本年度の研究では,実際の学習者を対象とした実働システムを実装し,システムの評価実験を行った.評価実験では,複数人の協力者の評価を用いて,実生活と教材との主観的な相関量を定義し,システムにより計算された相関量と比較することによる定量的評価を行った.また,評価結果の地図上への可視化,および,適合率の改善関数の有効性検証実験を行った.本年度の研究成果として,1件の国内学会と1件の国際学会発表を行い,国際学会(IES 2011)ではBest Student Paper Award を受賞した.

2. システム概要

本システムは,学習者の体験を表現するメタデータ,および,教材を表現するメタデータを,それぞれの特徴語を次元とするベクトル空間上に定義し,それらの相関量計算を行うことにより,体験と教材との動的な関連付けを実現する.本システムの特徴は,実空間の状況認識技術の革新や新たな教材の提供に対して,柔軟な拡張性を持つ点である.図2に示したように,本システムは,利用者の体験を表現するためのベクトルメタデータ空間を定義しており,その空間上の体験メタデータを生成するモジュールを切り替えることにより,新たな状況認識技術(位置情報分析,生活音分析など)を組み込むことが可能である.また,体験メタデータを各教材メタデータの次元に変換する機能を有するため,多様な教材の追加にも柔軟に対応することが可能である.

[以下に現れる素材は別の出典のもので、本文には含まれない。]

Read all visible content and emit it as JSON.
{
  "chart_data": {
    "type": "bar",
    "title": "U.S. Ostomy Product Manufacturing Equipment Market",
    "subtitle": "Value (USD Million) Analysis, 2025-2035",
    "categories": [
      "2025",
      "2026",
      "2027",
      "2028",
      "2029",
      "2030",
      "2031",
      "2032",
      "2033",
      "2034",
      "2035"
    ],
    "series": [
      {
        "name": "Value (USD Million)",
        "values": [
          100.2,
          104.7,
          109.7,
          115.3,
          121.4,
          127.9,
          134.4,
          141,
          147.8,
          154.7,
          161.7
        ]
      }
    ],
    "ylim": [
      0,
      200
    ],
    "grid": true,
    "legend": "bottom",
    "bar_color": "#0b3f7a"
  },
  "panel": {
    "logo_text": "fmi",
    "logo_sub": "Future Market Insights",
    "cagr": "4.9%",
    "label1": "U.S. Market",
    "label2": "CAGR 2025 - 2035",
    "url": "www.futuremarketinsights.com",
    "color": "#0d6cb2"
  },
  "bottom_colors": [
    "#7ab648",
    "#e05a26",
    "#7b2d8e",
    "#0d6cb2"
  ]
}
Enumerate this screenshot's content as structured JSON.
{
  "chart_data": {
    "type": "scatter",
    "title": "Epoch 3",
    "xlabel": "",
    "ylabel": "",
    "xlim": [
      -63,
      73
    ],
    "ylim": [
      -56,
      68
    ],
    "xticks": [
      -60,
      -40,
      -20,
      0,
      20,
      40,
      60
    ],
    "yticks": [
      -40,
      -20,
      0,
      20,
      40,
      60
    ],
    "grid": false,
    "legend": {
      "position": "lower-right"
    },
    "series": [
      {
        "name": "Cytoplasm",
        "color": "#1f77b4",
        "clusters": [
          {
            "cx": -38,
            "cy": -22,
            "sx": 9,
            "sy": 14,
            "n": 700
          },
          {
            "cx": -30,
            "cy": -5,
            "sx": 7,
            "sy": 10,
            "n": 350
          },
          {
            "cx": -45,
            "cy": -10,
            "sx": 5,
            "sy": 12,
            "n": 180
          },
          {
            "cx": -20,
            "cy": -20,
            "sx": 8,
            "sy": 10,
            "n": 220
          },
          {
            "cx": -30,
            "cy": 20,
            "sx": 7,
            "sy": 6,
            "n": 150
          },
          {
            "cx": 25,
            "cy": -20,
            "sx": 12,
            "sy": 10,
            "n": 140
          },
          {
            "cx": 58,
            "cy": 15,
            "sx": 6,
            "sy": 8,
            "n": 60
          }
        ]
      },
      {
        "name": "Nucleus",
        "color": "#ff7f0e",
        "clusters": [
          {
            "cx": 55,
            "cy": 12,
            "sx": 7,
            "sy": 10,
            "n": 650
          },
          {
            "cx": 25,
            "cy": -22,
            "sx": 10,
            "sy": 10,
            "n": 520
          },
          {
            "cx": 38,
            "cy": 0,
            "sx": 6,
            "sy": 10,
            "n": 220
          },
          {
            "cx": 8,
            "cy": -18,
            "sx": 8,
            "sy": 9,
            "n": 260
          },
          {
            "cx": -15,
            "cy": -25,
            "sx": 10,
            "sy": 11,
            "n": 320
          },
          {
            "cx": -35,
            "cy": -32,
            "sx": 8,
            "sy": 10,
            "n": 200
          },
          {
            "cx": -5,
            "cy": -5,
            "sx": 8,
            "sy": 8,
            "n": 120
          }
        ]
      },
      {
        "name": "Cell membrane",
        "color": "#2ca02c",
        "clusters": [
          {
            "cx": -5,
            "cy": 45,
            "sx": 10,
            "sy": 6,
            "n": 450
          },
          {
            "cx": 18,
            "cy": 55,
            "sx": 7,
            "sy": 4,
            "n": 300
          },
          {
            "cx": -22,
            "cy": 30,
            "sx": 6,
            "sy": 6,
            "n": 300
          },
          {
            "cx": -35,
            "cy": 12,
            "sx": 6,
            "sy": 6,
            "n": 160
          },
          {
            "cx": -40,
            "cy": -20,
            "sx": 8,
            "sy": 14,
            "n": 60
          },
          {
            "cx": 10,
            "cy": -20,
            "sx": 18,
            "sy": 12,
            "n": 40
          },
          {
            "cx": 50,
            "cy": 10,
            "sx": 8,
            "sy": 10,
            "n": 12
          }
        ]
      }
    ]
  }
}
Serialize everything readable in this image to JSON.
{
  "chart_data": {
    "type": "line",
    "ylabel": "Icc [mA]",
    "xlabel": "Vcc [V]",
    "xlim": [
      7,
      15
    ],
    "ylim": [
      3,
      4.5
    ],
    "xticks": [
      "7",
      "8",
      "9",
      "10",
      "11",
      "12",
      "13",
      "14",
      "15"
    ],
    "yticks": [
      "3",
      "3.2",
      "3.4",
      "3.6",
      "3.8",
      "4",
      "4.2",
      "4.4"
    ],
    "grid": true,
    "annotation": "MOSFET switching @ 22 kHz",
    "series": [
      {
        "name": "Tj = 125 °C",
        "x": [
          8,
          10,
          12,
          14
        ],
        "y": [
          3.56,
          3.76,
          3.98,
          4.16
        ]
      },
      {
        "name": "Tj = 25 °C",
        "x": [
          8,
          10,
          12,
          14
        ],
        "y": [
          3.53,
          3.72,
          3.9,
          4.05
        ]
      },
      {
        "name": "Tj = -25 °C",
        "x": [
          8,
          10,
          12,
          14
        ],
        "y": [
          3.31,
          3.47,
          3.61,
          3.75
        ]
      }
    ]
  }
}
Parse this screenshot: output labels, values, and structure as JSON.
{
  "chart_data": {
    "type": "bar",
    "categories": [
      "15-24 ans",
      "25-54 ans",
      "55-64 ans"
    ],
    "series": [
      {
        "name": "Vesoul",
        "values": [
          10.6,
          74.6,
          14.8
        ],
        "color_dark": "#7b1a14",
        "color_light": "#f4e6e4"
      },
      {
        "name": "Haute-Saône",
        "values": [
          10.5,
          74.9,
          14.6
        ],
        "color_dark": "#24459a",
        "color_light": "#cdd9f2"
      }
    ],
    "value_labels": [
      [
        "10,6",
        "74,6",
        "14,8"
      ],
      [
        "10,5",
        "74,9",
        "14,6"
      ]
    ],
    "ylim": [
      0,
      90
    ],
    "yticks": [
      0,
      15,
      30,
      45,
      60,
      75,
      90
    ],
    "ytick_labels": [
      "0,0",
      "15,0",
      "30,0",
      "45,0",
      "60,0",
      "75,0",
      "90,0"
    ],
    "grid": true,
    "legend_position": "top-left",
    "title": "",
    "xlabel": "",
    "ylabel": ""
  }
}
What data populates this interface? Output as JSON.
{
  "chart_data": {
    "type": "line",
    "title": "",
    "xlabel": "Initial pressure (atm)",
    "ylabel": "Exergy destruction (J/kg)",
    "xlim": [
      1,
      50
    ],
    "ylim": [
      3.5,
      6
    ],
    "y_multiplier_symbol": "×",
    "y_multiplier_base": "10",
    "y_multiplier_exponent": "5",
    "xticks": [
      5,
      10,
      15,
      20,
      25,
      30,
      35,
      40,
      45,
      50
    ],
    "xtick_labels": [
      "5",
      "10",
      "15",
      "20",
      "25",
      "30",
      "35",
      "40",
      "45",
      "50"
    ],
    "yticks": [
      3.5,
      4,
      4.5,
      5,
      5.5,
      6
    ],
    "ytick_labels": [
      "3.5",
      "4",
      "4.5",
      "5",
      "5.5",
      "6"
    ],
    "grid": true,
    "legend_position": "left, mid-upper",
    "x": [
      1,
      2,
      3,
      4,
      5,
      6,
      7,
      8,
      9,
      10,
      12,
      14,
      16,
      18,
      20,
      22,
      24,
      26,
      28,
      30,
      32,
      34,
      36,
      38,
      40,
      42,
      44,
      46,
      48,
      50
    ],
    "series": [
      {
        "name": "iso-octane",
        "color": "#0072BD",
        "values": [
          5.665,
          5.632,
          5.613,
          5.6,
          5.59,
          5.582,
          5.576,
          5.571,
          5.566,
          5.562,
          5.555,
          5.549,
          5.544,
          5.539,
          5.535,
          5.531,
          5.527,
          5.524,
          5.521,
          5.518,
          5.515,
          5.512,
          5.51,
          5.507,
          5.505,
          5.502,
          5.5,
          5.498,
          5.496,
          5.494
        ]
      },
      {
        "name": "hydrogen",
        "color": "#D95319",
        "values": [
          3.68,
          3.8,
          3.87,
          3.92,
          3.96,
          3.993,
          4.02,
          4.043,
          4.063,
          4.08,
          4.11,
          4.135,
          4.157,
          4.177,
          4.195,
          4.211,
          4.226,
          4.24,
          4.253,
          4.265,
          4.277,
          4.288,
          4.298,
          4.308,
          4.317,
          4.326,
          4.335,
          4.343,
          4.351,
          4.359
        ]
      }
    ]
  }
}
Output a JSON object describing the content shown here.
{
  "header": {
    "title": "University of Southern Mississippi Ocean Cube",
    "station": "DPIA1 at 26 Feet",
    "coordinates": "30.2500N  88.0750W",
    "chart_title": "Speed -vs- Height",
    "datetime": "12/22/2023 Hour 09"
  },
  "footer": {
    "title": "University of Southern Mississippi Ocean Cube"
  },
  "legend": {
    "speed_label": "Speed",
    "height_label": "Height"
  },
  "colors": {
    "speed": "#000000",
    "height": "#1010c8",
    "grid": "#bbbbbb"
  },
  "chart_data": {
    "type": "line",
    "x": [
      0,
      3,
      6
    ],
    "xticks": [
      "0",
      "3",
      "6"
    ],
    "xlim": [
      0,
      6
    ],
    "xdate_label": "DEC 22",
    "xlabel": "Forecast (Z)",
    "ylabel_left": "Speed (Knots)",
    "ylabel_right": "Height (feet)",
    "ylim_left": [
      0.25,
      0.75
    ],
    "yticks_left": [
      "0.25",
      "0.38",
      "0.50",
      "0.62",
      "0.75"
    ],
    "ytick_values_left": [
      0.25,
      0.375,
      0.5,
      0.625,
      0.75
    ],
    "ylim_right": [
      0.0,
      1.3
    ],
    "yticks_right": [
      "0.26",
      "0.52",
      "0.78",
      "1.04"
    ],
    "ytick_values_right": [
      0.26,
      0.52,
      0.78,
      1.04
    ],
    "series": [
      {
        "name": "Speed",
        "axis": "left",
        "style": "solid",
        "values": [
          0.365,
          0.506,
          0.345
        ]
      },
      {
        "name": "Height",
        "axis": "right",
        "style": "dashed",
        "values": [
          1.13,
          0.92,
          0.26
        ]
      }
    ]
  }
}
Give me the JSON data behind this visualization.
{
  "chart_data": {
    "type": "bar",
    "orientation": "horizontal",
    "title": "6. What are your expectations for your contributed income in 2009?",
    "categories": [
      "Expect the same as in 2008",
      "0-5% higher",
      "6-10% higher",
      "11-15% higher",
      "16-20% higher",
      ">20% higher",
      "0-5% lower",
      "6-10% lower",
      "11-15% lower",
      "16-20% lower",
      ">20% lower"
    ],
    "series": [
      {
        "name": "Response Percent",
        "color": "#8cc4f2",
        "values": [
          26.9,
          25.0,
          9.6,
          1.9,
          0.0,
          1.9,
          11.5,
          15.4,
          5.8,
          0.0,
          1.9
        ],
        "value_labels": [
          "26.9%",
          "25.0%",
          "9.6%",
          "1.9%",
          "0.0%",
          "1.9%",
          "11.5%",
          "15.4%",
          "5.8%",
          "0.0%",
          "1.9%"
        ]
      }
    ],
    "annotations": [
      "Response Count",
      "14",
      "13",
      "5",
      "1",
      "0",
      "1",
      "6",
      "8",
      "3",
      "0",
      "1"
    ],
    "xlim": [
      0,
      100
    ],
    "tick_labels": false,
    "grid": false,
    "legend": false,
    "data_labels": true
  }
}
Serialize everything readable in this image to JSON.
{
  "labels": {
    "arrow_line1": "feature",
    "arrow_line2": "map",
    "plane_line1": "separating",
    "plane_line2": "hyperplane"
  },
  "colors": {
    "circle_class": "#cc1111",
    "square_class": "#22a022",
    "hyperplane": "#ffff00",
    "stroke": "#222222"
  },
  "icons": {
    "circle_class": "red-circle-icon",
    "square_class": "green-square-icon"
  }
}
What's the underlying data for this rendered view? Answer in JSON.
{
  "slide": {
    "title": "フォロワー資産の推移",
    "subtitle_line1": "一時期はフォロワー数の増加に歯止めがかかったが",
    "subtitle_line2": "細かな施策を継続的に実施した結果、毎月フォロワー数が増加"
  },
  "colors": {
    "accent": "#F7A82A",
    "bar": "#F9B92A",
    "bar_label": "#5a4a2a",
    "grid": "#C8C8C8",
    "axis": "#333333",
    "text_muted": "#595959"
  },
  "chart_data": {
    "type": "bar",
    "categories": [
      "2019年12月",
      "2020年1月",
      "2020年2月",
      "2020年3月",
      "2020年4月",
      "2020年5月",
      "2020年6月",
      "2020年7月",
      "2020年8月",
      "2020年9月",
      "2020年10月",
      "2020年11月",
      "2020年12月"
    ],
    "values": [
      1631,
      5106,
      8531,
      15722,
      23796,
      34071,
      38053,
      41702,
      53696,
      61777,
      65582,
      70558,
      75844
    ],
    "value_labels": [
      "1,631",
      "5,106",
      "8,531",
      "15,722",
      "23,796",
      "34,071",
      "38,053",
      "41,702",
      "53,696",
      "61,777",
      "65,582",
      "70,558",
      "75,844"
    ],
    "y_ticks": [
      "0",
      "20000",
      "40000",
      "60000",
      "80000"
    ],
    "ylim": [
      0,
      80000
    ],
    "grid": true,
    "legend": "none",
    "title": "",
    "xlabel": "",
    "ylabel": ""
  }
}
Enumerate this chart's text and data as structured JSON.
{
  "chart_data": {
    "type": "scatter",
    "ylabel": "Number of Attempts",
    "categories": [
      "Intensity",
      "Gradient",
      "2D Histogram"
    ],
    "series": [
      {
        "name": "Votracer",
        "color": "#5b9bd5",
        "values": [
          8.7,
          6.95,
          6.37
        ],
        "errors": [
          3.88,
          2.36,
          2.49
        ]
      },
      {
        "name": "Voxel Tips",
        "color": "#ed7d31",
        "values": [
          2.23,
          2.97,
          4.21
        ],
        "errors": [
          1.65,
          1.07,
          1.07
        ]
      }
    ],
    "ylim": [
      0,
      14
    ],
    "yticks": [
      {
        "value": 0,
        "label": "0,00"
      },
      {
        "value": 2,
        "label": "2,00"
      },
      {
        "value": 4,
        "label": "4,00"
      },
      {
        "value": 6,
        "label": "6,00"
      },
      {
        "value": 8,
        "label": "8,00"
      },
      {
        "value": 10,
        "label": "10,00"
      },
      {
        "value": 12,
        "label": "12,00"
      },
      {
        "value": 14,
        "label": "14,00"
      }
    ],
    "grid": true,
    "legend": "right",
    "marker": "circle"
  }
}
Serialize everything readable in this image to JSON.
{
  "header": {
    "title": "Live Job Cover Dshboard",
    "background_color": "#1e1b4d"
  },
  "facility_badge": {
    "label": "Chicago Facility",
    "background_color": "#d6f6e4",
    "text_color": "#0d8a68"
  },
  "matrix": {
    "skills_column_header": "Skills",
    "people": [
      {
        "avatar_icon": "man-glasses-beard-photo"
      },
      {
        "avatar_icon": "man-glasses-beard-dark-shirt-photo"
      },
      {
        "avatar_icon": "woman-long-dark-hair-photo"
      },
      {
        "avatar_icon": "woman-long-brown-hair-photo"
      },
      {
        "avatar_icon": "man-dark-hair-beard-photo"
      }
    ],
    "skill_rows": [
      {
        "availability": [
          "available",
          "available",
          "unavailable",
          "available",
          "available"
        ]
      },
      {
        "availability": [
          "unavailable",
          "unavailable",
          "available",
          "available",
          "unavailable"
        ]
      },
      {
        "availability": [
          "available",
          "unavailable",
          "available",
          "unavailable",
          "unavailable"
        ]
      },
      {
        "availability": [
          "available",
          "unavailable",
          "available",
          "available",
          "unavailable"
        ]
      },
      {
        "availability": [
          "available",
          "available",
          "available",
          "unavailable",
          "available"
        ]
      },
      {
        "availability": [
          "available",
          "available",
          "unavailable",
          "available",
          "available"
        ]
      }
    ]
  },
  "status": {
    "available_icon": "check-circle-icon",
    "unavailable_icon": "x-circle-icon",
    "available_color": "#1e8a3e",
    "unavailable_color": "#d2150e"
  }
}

図2.新しい技術や教材に対して柔軟な拡張性を有する教材配信システム

本研究では,提案方式の具体的なプロトタイプシステムとして,学習者の時間的空間的情報に応じて外国語教材を自動的に配信するスマートフォン向けWebアプリケーションを実装した.


図3.スマートフォン上のブラウザでのシステム動作例

3. 評価実験

本研究では,日常生活の体験における学習者の要求に対する,システムが配信した教材ランキングの適合度を定量的に評価することにより,動的なコンテクストに応じた教材配信の実現可能性を示す評価実験を行った.さらに,システムの出力に対する適合度を向上させるための改善関数を設計し,関数適用前後における適合率を比較し,本改善関数の有効性を示した.

実験評価の際には,相関量計算により作成されたランキングの順位を考慮するために,ランキングの順位を定量的に評価できる指標であるNDCGを用いた.このNDCGを計算するために,あらかじめ実験区間に対する教材の関連性を複数段階の数値で定義した正解セットを作成した.


図4.ある地域を一定の距離・時間帯で区切ったメッシュ状の区間を設定し,実験地域全体に網羅的に正解セットを定義

ひとつの区間に対して,複数人の協力者を割り当て,一人一点の投票形式で正解セットを定義した.これは,個人の特徴に依存しない汎用的な教材配信を評価するために,複数人の評価を集約するためである.


図5.投票形式による汎用的な正解セットの定義

本研究では,正解セット作成のためのユーザインターフェイスを実装し,複数の協力者を募り,実験データの収集を行った.


図6.正解セット投票のためのWebユーザインターフェイス

3.1. 実験結果

実地域を対象とした実験を行うことにより,教材配信精度を可視化する地図を作成した.この可視化により,教材配信における地理的特性を分析することが可能となる.


図7.実験地域に対する教材配信結果精度の可視化

次に,配信精度の悪い地域に対して,改善関数を適用することにより,配信精度の改善を行う実験を行った.以下の実験結果から,改善関数の適用により,平均的な配信精度の向上が実現可能であることが示された.


図8.改善関数の適用による適合率の向上結果

4. 本年度の研究成果

本年度の研究成果として,1件の国内学会と1件の国際学会発表を行い,国際学会(IES 2011)ではBest Student Paper Award を受賞した.